There is a difference between whole Soya beans and soy protein isolates (isolated compounds of Soya). Soya protein isolates are processed out of Soya beans. The fibre from the Soya beans is removed with an alkaline solution and then the beans are put into an aluminum tank with an acid wash where they may absorb some aluminum. The ‘food’, which no longer resembles the original Soya bean, can then be made into anything, including textured vegetable protein (with added chemical flavours), flavour enhancers in soups and sauces (as hydrolysed vegetable protein), ‘bacon rashers’ and added to many processed foods. This is an important difference between tradition Asian and Western-style Soya foods. Asian Soya foods that are made from traditional processes, such as fermentation and precipitation, have been part of the Asian diet for thousands of years, so in effect they are tried and tested. These include Soya sauce, tamari, miso, natto, tempeh, tofu and soya milk. Industrially-created Soya isolates have really only been a part of our Western diet for a few decades at most.
Is Soya safe? Recently a group of scientists from several different countries looked at more than 200 studies on Soya safety and concluded that: “the available scientific evidence supports the safety of isoflavones as typically consumed in diets based on Soya, or containing Soya products”.
Is Soya good for you? It would certainly appear that there is a large amount of research supporting Soya’s health benefits and that, for the most part; the negative Soya stories are based on bad science.
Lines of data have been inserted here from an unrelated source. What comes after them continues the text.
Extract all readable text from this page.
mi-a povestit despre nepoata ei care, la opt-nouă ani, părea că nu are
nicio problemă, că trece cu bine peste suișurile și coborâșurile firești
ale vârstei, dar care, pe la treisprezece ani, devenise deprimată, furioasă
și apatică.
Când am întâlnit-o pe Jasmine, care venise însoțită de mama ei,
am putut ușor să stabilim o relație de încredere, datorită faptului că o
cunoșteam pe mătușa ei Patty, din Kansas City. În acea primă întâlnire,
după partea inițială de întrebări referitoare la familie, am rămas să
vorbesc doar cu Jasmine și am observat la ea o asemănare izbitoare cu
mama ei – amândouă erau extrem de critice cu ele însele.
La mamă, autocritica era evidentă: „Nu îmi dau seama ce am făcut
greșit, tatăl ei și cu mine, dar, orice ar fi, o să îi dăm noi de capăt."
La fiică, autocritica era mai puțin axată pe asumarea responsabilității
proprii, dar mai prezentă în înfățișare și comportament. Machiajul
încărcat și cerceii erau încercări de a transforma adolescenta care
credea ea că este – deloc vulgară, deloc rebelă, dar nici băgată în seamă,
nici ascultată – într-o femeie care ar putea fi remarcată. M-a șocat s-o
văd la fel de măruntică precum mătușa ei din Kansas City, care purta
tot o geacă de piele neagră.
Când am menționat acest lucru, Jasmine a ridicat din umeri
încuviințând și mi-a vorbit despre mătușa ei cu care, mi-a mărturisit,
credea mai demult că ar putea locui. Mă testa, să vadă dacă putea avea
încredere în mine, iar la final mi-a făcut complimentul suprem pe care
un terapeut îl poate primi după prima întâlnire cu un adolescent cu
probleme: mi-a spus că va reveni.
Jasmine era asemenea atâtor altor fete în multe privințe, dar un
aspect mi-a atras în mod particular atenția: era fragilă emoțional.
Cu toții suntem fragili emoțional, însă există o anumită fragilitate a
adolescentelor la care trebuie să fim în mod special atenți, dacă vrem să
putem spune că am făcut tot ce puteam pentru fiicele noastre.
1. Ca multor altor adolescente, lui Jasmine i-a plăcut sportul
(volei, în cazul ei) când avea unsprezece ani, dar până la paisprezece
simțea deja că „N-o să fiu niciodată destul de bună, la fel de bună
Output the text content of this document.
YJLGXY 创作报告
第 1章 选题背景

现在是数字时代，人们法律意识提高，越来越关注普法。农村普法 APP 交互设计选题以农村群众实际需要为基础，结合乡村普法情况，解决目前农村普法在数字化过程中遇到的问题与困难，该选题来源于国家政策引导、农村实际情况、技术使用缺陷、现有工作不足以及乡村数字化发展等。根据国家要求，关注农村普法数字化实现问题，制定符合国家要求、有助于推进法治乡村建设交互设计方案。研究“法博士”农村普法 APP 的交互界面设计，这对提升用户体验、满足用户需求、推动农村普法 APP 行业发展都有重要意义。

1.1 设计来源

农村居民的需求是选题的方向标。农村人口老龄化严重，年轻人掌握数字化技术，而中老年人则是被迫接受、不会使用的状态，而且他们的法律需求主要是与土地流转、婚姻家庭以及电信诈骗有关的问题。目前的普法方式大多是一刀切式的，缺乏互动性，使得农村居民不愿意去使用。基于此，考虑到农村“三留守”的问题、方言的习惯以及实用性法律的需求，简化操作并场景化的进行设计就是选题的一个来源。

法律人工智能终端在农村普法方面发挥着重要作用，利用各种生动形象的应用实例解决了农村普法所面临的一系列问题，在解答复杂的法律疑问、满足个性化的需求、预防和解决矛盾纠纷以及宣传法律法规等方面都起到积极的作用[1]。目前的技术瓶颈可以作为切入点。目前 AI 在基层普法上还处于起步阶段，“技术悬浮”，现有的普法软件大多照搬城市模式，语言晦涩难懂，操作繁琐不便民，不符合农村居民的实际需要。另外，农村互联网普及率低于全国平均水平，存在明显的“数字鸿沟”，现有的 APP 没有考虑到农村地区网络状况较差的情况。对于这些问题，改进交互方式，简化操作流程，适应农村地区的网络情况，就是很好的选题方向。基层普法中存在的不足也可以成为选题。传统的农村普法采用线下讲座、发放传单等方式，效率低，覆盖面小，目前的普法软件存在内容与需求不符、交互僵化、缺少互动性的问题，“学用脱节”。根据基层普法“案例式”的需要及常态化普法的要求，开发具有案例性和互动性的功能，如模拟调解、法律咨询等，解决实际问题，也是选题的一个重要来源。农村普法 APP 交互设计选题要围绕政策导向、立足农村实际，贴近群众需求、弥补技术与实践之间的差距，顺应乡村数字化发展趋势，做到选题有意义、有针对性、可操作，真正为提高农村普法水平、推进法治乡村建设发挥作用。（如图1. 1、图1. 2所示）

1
How much Soya should you eat? In Japan, where Soya is a regular part of the diet, the average daily consumption is approximately 65g per person,which provides an approximate isoflavone (the most active phytoestrogen) intake of 20-50mg. Higher Soya intakes have been reported in China and Singapore, where daily isoflavone intake is 65.9mg and 61.4mg, respectively. Phytoestrogen expert Dr Ritchie believes that we should eat a small amount of Soya daily, as blood levels of the beneficial compounds start to decline six hours after consuming.
Based on Dr Richie’s research, the recommendation is that you aim for around 15mg of phytoestrogens a day. This is easily achieved by having a small portion of tofu (100g serving provides 78mg), or a 100mg glass of Soya milk (11mg) and a portion of chickpeas, perhaps as hummus (2mg). Eating rye bread, bean sprouts, beans, lentils, nuts and seeds also helps boost your levels – these are the very foods that are staples in the East and unheard of by many in the West.
While most research focuses on the isoflavone class of phytoestrogen, which is particularly rich in Soya, there are other classes of phytoestrogens which also contain cancer-protecting properties.